Author: Adapted from Jeni's Splendid Ice Creams at Home by Jeni Britton Bauer
Recipe type: Dessert
Serves: 1 quart
Don't throw out those leftover candy canes after the holidays! Reinvent those candy canes into a fun frozen treat that the whole family will love!
2 cups whole milk
1 tablespoon plus 1 teaspoon cornstarch
1½ ounces cream cheese, softened/room temperature
⅛ teaspoon fine sea salt
1¼ cup heavy cream
⅔ cups sugar
2 tablespoons light corn syrup
2 teaspoons peppermint extract
4 crushed candy canes (pulse in a food processor)
IMPORTANT NOTE: 24 hours (or more) BEFORE you want to make the ice cream, make sure to wash the canister, dry it well, and place it in the coldest part of the freezer. Do not remove it until you are ready to pour the chilled ice cream mixture into it.
In a small bowl, mix about 2 tablespoons of the milk with the cornstarch to make a smooth slurry.
In a large bowl, add the salt and room-temperature cream cheese and whip until smooth.
Make an ice bath (heavy on the ice) and set aside.
Pour the cream, sugar, corn syrup, and remaining milk into a 4-quart saucepan. Bring to a rolling boil over medium-high heat, set a timer for precisely 4 minutes and boil for exactly 4 minutes—the timing is critical. Remove from the heat and gradually whisk in the cornstarch slurry. Return the mixture to a boil over medium-high heat and cook, stirring until the mixture is slightly thickened, about 1 minute. Remove from the heat.

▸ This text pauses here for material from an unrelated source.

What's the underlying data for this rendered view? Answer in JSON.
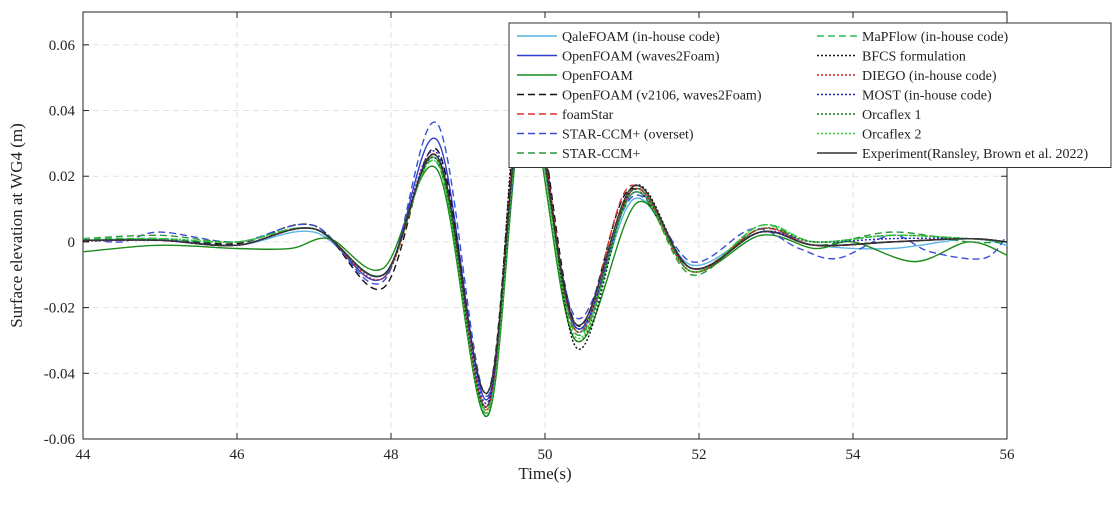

Gradually whisk the hot milk mixture into the cream cheese until smooth. Do this a little bit at a time so that you can whip out any lumps of cream cheese. Mix in the peppermint extract.
Pour the mixture into a 1-gallon Ziploc freezer bag, seal, and submerge the bag in the ice bath. Let stand, adding more ice as necessary, until very cold, about 30 minutes.
Set up your ice cream maker and pour the chilled base into the frozen canister. About 10 to 15 minutes into the churning process, sprinkle in half of the crushed candy canes. They will mostly dissolve, turning your ice cream a pretty pink color. The ice cream is finished when the machine isn’t freezing the ice cream anymore; the ice cream will begin to pull away cleanly from the sides (about 25 minutes).
Eat right away, sprinkling the remaining candy cane bits on top of your scoop – there are few things better than freshly churned ice cream – or if you’re storing for later, press a piece of parchment paper directly against the surface and seal in an airtight, freezer-safe container. When you remove the ice cream from the freezer, let it sit and relax until it is scoopable. Once you’ve scooped it, be sure to return any remaining ice cream to the freezer. If the ice cream has melted too much at room temperature, refreezing it will result in an ice cream that is too icy.